INTERPOL and Nigerian Police bust business email compromise ring, arrest 11

INTERPOL and the Nigerian Federal Police today announced the arrests of 11 business email compromise (BEC) actors in Nigeria as part of an international operation to disrupt and tackle sophisticated BEC cybercrime. Many of the suspects are thought to be members of SilverTerrier, a network known for BEC scams that have impacted thousands of companies globally.
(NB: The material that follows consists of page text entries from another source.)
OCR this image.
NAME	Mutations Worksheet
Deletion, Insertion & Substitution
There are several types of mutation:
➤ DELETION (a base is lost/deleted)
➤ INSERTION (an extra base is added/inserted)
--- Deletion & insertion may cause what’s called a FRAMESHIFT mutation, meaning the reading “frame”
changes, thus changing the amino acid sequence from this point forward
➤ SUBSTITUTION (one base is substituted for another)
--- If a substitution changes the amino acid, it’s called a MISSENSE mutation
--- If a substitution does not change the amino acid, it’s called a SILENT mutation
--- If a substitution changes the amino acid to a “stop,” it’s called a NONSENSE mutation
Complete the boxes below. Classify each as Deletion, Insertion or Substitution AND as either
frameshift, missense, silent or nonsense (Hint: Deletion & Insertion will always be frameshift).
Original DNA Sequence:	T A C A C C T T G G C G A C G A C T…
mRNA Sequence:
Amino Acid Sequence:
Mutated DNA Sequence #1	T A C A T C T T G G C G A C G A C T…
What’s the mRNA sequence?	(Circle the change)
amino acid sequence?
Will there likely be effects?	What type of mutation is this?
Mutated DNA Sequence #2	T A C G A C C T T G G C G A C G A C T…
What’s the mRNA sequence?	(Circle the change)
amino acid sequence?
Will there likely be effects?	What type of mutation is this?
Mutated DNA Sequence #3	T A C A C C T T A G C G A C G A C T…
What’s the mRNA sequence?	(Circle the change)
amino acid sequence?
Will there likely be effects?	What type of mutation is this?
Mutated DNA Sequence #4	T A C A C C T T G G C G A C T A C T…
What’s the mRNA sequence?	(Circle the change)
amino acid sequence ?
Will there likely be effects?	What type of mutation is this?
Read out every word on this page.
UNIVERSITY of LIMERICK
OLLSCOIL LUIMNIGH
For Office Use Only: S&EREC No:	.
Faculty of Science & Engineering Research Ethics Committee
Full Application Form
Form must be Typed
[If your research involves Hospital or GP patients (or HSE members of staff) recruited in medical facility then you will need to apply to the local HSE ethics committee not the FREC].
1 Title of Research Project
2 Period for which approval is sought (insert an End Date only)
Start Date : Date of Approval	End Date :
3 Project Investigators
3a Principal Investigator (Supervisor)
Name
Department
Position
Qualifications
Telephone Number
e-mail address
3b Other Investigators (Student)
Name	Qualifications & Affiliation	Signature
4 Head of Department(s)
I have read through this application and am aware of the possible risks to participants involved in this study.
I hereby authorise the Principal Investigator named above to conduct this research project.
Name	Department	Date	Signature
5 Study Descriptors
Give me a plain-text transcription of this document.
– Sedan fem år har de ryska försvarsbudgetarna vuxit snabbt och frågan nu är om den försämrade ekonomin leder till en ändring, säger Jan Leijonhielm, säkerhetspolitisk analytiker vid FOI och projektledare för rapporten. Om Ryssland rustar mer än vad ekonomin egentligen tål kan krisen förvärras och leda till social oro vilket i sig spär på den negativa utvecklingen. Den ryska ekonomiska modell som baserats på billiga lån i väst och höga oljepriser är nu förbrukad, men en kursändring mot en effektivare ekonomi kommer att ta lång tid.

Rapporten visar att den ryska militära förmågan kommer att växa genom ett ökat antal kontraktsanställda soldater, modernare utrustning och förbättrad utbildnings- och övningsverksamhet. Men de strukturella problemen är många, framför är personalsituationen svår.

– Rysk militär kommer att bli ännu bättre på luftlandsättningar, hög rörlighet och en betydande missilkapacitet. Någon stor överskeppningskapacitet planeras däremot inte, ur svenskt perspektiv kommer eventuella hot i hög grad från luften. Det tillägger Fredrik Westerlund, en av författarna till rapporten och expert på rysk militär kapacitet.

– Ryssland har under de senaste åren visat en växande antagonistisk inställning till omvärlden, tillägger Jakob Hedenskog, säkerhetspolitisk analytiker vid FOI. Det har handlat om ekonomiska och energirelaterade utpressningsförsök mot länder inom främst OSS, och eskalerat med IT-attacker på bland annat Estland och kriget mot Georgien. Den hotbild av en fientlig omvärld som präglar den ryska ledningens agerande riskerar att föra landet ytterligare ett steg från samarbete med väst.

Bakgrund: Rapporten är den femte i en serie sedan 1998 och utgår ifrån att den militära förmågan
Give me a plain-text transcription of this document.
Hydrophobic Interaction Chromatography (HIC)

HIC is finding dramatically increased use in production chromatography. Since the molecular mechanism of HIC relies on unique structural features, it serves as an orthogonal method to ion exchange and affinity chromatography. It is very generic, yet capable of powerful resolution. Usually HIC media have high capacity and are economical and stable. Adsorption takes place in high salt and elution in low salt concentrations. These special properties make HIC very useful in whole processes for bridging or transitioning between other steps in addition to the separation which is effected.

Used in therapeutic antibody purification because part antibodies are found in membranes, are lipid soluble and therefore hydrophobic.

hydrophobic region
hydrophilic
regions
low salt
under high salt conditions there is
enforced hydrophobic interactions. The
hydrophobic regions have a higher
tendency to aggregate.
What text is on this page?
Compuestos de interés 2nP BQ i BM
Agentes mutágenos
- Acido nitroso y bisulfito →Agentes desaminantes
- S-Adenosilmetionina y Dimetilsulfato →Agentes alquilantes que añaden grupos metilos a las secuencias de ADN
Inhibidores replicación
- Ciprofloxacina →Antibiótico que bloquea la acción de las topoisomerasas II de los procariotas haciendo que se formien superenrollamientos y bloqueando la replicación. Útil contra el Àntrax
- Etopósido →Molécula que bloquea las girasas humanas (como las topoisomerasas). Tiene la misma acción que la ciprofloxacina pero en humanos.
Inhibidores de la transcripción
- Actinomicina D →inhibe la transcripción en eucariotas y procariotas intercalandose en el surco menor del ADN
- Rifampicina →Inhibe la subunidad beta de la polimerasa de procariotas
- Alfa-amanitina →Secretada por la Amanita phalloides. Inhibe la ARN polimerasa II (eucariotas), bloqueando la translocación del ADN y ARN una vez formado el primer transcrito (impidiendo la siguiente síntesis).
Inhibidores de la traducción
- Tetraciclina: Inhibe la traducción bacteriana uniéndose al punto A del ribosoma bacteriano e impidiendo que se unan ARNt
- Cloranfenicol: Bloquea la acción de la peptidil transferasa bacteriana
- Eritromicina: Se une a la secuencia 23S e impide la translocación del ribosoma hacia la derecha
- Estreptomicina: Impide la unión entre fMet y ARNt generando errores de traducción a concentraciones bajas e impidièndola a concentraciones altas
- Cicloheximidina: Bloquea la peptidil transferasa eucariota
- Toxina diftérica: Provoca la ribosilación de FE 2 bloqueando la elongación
The results are the latest example of industry and law enforcement efforts to thwart BEC activity, the most common and costly cyberthreat facing organizations.

Operation focused on technical BEC activity, targeted malware skills and knowledge

According to Unit 42 at Palo Alto Networks, which shared intelligence and resources as part of the operation, the collaborative effort was novel in its approach in that it didn’t target easily identifiable money mules or social media influencers who are typically seen benefiting from these schemes. “Instead, this operation focused predominantly on the technical backbone of BEC operations by targeting the actors who possess the skills and knowledge to build and deploy the malware and domain infrastructure used in these schemes,” Unit 42 wrote in a blog posting. Some of the actors arrested have avoided prosecution for the past half decade due to the complexities of mapping global victims beyond the flow of stolen funds back to the source of malicious network activity, it added.

BEC remains a significant security risk to organizations

While the success of the operation – dubbed Operation Falcon II – is a positive for law enforcement and the cybersecurity sector, it highlights the ongoing risk BEC poses to businesses across the globe. “The BEC threat landscape is extremely active and constantly evolving,” Pete Renals, Unit 42 principal researcher, tells CSO. “As a threat type, it has grown over the years to become the most prevalent and costly form of malicious cyber activity targeting our customers. Additionally, while these attacks rarely result in physical damage to victim organizations, the financial losses associated with these schemes are often equally significant.”

As such, it is imperative that organizations continue to prioritize defenses against email-based cyberattacks through preventative practices. As outlined in Unit 42’s blog, these include:

• Review network security policies, focusing on the types of files that employees can download and open on devices attached to company networks.
• Review mail server configurations, employee mail settings, and connection logs.
• Conduct tailored, regular cyber awareness training for employees.
• Conduct tabletop exercises and rehearsal investigations to determine sources of evidence and establish reporting points of contact for the appropriate authorities.
• Conduct compromise assessments on an annual or more frequent basis to test organizational controls and validate that there is no unauthorized activity occurring in the environment.

“While detecting and preventing BEC schemes should be a top priority for organizations, we also believe that the best cybersecurity approach is one that focuses on tools and capabilities that provide flexible defenses against the entire range (BEC, ransomware, APTs, etc.) of possible threat vectors,” concludes Renals.